İstanbullu Ferda'nın
keşifleri ve rutinlerle beslenen hayatı ise annesinin kalça kırığının beraberinde hayal kırıklıklarına ayrılmıştır. Yine de Ferda insanın "hayal kırıklıkları üzerinden beklentilerinin ne olduğunu daha iyi kavrayacağına inanan biridir. Ve bir gün karşısına, onu diğer kahramanlara bağlayan bir kitap çıkacaktır: Sufle."

Paris’teki kahramanımız Marc
bir ömür süreceğine inanarak tutku ve aşkla bağlı olduğu hayat arkadaşını, sevgilisini belki de en değerlisini Clara’yı tam da dünyalarının merkezinde kaybetmiştir.

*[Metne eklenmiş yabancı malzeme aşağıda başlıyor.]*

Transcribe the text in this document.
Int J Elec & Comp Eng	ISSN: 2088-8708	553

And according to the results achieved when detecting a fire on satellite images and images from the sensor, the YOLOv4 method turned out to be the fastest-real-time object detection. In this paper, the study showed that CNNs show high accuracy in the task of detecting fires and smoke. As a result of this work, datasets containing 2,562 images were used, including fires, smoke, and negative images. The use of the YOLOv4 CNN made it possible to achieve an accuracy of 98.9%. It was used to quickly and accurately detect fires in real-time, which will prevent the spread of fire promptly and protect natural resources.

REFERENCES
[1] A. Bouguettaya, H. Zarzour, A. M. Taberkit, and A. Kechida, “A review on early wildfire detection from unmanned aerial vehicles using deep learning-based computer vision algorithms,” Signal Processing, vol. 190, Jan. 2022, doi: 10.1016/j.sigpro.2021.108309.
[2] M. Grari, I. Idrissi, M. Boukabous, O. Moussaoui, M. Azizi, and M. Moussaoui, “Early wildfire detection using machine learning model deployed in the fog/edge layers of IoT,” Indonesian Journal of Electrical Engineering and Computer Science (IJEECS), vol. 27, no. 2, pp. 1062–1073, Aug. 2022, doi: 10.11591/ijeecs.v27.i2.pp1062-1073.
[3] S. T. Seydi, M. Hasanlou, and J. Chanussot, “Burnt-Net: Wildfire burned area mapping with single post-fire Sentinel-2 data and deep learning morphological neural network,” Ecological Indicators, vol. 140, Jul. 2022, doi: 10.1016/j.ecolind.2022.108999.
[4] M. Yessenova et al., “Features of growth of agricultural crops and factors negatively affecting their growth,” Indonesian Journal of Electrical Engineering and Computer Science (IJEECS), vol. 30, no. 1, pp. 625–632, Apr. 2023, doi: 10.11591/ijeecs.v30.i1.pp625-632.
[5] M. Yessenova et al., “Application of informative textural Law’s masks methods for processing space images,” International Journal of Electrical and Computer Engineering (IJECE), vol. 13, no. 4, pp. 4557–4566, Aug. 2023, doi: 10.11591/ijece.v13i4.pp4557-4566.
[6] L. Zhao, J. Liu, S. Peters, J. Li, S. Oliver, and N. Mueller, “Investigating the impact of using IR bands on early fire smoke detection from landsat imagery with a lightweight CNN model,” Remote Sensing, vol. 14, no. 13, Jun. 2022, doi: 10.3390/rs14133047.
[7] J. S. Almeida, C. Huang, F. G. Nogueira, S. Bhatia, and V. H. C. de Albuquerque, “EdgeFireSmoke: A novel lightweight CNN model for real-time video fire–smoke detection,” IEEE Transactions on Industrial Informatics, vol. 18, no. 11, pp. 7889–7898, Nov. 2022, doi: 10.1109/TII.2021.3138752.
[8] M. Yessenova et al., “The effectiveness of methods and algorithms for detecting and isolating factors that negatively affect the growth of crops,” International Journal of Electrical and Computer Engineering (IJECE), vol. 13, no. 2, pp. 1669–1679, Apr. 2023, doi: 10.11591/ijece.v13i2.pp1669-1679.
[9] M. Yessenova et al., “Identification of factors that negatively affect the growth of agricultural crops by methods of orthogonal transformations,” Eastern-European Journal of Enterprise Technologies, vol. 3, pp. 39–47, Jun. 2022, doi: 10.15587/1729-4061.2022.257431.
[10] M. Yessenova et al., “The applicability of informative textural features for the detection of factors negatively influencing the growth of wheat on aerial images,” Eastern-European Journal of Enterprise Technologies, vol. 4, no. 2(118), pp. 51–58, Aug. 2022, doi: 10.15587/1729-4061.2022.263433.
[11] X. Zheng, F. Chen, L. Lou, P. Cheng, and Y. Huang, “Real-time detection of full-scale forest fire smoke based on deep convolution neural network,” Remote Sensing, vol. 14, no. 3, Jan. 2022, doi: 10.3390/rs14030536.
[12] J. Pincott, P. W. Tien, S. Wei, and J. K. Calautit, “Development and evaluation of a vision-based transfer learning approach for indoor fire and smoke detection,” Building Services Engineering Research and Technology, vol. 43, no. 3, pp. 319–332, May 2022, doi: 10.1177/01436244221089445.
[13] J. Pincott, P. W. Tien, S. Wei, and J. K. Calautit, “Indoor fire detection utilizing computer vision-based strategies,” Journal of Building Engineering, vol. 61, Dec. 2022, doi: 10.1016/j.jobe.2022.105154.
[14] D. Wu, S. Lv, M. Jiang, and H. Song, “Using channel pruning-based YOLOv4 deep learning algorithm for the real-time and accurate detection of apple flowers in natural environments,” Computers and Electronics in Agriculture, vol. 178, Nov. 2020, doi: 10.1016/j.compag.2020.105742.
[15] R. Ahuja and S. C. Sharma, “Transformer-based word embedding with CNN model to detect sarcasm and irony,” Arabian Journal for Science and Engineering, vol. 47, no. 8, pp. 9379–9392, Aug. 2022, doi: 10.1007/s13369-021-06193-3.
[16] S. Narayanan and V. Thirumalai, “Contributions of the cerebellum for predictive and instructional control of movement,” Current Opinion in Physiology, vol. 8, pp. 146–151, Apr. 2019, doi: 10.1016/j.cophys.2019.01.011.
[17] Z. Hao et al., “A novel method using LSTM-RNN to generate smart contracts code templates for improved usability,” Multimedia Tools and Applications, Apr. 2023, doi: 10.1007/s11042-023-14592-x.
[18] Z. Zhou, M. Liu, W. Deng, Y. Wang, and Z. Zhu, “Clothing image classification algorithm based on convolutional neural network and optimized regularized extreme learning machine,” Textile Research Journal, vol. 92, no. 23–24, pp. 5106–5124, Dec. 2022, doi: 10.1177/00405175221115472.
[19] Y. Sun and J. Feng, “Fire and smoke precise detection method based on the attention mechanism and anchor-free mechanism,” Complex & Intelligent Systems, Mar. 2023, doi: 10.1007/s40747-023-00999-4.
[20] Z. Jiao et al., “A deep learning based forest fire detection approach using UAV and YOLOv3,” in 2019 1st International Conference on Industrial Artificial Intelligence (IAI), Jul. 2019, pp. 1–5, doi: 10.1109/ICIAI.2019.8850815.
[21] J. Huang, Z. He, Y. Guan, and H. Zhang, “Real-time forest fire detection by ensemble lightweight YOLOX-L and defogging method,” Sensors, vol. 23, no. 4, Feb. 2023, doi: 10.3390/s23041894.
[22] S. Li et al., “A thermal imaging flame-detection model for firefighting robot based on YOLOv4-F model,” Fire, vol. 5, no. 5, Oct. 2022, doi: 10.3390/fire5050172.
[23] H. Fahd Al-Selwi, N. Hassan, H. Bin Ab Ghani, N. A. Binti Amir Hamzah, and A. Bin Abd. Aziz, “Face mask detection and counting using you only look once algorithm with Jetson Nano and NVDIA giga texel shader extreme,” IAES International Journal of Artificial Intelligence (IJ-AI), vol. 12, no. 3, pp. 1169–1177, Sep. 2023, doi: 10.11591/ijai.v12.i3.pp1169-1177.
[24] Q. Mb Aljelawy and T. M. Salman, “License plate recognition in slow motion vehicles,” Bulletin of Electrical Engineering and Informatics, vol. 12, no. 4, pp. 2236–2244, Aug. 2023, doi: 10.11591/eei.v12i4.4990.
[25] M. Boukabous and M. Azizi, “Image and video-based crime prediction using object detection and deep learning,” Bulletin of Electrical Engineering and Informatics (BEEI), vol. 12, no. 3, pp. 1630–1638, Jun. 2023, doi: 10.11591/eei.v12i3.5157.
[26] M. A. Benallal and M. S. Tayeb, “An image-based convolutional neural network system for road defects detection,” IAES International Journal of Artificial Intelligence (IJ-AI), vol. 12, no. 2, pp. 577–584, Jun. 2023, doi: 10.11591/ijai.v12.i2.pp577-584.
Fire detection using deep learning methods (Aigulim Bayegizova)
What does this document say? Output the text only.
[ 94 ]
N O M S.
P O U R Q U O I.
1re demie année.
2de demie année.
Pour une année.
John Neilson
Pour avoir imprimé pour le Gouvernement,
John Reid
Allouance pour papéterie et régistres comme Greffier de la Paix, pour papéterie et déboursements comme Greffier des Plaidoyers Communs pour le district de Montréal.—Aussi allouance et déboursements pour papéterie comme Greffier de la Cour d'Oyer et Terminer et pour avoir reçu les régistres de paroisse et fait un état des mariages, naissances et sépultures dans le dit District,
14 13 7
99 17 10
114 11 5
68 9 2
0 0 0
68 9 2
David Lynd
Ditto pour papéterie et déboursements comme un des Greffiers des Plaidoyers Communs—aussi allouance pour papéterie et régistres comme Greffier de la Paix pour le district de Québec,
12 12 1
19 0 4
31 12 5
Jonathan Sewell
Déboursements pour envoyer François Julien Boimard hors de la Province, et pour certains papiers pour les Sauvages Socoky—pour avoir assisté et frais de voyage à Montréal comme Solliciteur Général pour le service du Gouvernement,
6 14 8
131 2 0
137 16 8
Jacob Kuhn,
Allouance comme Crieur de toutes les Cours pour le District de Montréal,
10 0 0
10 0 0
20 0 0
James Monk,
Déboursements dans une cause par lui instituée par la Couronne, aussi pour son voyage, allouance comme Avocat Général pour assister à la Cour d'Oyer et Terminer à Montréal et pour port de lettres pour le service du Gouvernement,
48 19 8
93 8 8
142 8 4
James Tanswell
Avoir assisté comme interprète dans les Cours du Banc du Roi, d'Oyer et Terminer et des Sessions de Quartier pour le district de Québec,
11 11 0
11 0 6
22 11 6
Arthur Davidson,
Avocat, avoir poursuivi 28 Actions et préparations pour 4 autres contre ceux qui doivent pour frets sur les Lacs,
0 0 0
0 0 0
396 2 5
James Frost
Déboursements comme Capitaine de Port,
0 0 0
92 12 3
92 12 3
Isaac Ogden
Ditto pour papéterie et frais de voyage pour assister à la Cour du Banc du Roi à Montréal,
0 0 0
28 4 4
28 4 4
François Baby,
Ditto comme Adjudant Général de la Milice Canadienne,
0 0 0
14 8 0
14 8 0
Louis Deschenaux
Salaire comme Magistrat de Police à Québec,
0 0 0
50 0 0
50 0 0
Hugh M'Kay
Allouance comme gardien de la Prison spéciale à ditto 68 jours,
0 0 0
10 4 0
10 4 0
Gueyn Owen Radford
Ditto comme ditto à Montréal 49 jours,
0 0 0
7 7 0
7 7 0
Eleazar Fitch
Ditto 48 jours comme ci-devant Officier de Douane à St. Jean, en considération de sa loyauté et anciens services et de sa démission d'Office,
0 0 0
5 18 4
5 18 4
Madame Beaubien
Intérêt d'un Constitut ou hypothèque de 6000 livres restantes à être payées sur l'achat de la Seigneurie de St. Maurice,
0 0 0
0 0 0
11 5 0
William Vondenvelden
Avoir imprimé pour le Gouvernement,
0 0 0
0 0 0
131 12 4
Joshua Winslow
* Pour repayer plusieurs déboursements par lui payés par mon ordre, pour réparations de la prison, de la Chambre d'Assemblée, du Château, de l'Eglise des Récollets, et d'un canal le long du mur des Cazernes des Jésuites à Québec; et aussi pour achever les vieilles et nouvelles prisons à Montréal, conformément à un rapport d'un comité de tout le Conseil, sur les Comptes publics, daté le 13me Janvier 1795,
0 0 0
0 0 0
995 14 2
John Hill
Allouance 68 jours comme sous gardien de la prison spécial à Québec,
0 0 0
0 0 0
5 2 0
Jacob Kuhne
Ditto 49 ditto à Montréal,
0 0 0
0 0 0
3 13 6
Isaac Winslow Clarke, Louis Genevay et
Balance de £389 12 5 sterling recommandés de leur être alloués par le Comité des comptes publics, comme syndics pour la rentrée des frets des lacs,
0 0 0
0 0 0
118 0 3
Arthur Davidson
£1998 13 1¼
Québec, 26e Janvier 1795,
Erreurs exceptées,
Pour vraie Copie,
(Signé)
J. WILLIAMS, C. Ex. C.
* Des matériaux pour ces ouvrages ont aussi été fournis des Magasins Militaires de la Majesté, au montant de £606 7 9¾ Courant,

Ölümü yaşayan bu adam girdiği derin hüznün yolculuğunda yaşayarak hayatı keşfetmeye karar verecektir. Ve keşfe "mutfak"tan başlar. Tarifler ve isimlerini yeni yeni öğrendiği malzemeler oyuncakları olacaktır.
Lillia ve Ferda'nın mutfak geçmişine sahip olmadığından Marc'ın suflesi öncelikle hayatının içinde pişecek ve uzunca bir süre "çöküşün gözleminden sonra, hayatı yemeklerine kattığı malzemelerin yanında, buluştuğu damaklarla, özenle hazırlanmış sofralarda kıvam bulacaktır."

Üç şehir, üç mutfak, tek lezzet. "Yaratmak", "keşfetmek" ve "ölüm" başlığında tanışmadan kesişen üç insanın hikâyesi burada başlar.
Leziz yemekler ve keyifli okumalar dileriz.